While the extent of damage caused to the Iranian WMD (weapons of mass destruction) capability, which includes missile sites and nuclear enrichment facilities remains opaque, Tehran has confirmed that senior military leaders including the head of Iran’s IRGC (Islamic Revolutionary Guard Corps) Major General Hossein Salami have been killed.

Earlier, even as reports of an Israeli attack were revealed – the IRGC had vowed to retaliate if nuclear facilities were targeted and added that this would invite a “devastating and decisive response” on targets, including US military infrastructure in the region.

However, Washington has already distanced itself from the Friday Israeli attack and US Secretary of State Marco Rubio stated that the US is not involved in the strikes. Ironically, the US was in bilateral negotiations with Iran to reach an agreement that would be acceptable to both sides, wherein Iran would not go down the nuclear weapons path – and the US-led Western sanctions would be progressively relaxed. The last US-Iran meeting was held in Rome on May 23 and the sixth one was scheduled for Sunday (June 15) in Oman, Muscat. Clearly this negotiation process that US President Donald Trump had endorsed has now been stalled and this is a setback.

Ironically, Iran’s nuclear enrichment program got a domestic boost

Iran not acquiring nuclear weapons is an objective that has many advocates, with Israel and some Arab states leading the charge.

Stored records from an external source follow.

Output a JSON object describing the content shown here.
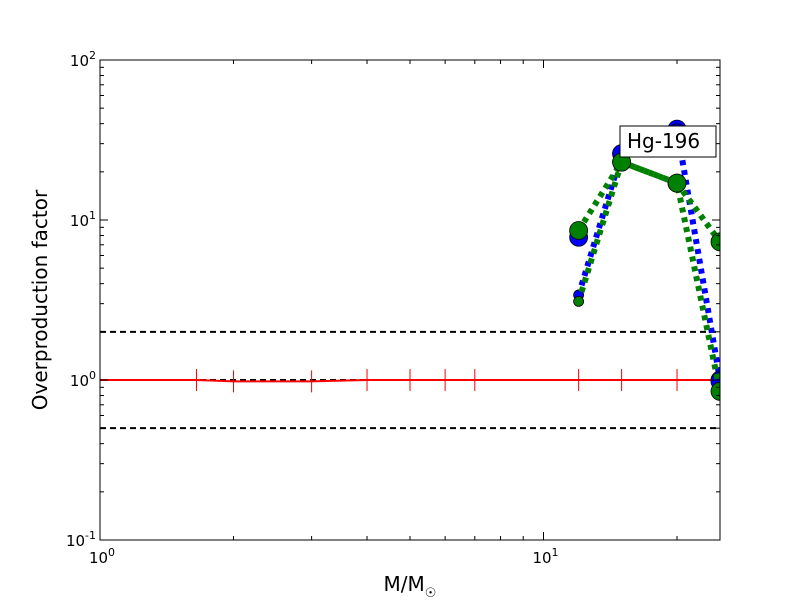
{
  "chart_data": {
    "type": "line",
    "title": "",
    "xlabel": "M/M",
    "xlabel_sub": "☉",
    "ylabel": "Overproduction factor",
    "xscale": "log",
    "yscale": "log",
    "xlim": [
      1,
      25
    ],
    "ylim": [
      0.1,
      100
    ],
    "grid": false,
    "legend": "none",
    "x_ticks": [
      {
        "base": "10",
        "exp": "0",
        "value": 1
      },
      {
        "base": "10",
        "exp": "1",
        "value": 10
      }
    ],
    "y_ticks": [
      {
        "base": "10",
        "exp": "-1",
        "value": 0.1
      },
      {
        "base": "10",
        "exp": "0",
        "value": 1
      },
      {
        "base": "10",
        "exp": "1",
        "value": 10
      },
      {
        "base": "10",
        "exp": "2",
        "value": 100
      }
    ],
    "annotation": "Hg-196",
    "reference_lines": [
      {
        "y": 2,
        "color": "#000000",
        "style": "dashed"
      },
      {
        "y": 1,
        "color": "#000000",
        "style": "dashed"
      },
      {
        "y": 0.5,
        "color": "#000000",
        "style": "dashed"
      }
    ],
    "series": [
      {
        "color": "#ff0000",
        "style": "solid",
        "x": [
          1,
          1.65,
          2,
          3,
          4,
          5,
          6,
          7,
          10,
          12,
          15,
          20,
          25
        ],
        "y": [
          1.0,
          1.0,
          0.98,
          0.98,
          1.0,
          1.0,
          1.0,
          1.0,
          1.0,
          1.0,
          1.0,
          1.0,
          1.0
        ],
        "errorbar_x": [
          1.65,
          2,
          3,
          4,
          5,
          6,
          7,
          12,
          15,
          20,
          25
        ]
      },
      {
        "color": "#0000ff",
        "style": "dotted",
        "marker": "circle",
        "x": [
          12,
          15,
          20,
          25
        ],
        "y": [
          3.4,
          26,
          37,
          1.0
        ]
      },
      {
        "color": "#0000ff",
        "style": "none",
        "marker": "circle",
        "x": [
          12,
          15,
          20,
          25
        ],
        "y": [
          7.8,
          26,
          35,
          0.98
        ]
      },
      {
        "color": "#008000",
        "style": "dotted",
        "marker": "circle",
        "x": [
          12,
          15,
          20,
          25
        ],
        "y": [
          3.1,
          23,
          17,
          0.85
        ]
      },
      {
        "color": "#008000",
        "style": "dotted",
        "marker": "circle",
        "x": [
          12,
          15,
          20,
          25
        ],
        "y": [
          8.6,
          23,
          17,
          7.3
        ]
      }
    ]
  }
}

Paradoxically, the Friday attack will have the opposite effect, with hardliners in Tehran becoming more defiant and resolute in protecting their nuclear enrichment program and related sovereignty.

The trigger for the unilateral Israeli attack was the resolution passed by the IAEA (International Atomic Energy Agency) on Thursday (June 12) which declared that Iran is not in compliance with its commitments to the nuclear safeguards – the enrichment restrictions and site inspections that it is obliged to conform to as a signatory to the NPT (Nuclear Non-proliferation Treaty) as a non-nuclear weapon state.

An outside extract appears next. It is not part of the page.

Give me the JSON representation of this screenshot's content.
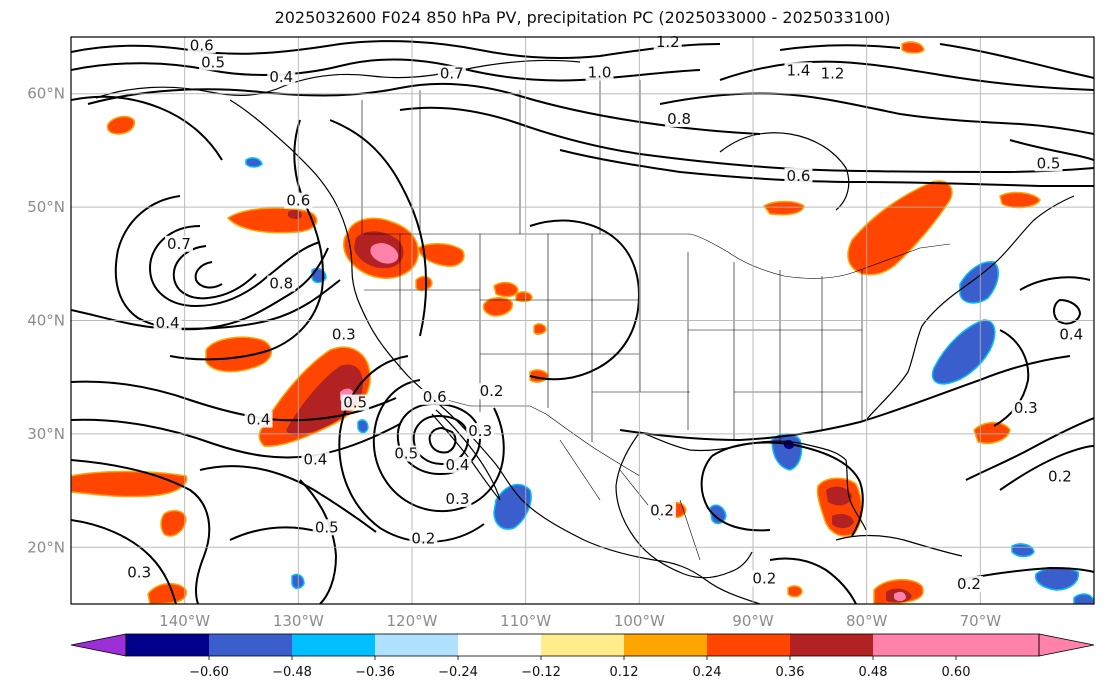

The June 12 IAEA resolution censuring Iran comes after two decades and the voting pattern is instructive about the geo-political orientation among the major powers over the Iranian nuclear profile. The resolution was passed with 19 votes in favor, three against – China, Russia and Burkina Faso – and 11 abstentions. India was among those who abstained.

Israel used this IAEA resolution as the justification for its unilateral action and PM Benjamin Netanyahu described the attack as “a targeted military operation   to roll back the Iranian threat to Israel’s very survival”. He added that this operation named Red Lion would “continue for as many days as it takes to remove the spread”– this being a reference to Iran seeking to weaponize its enriched uranium.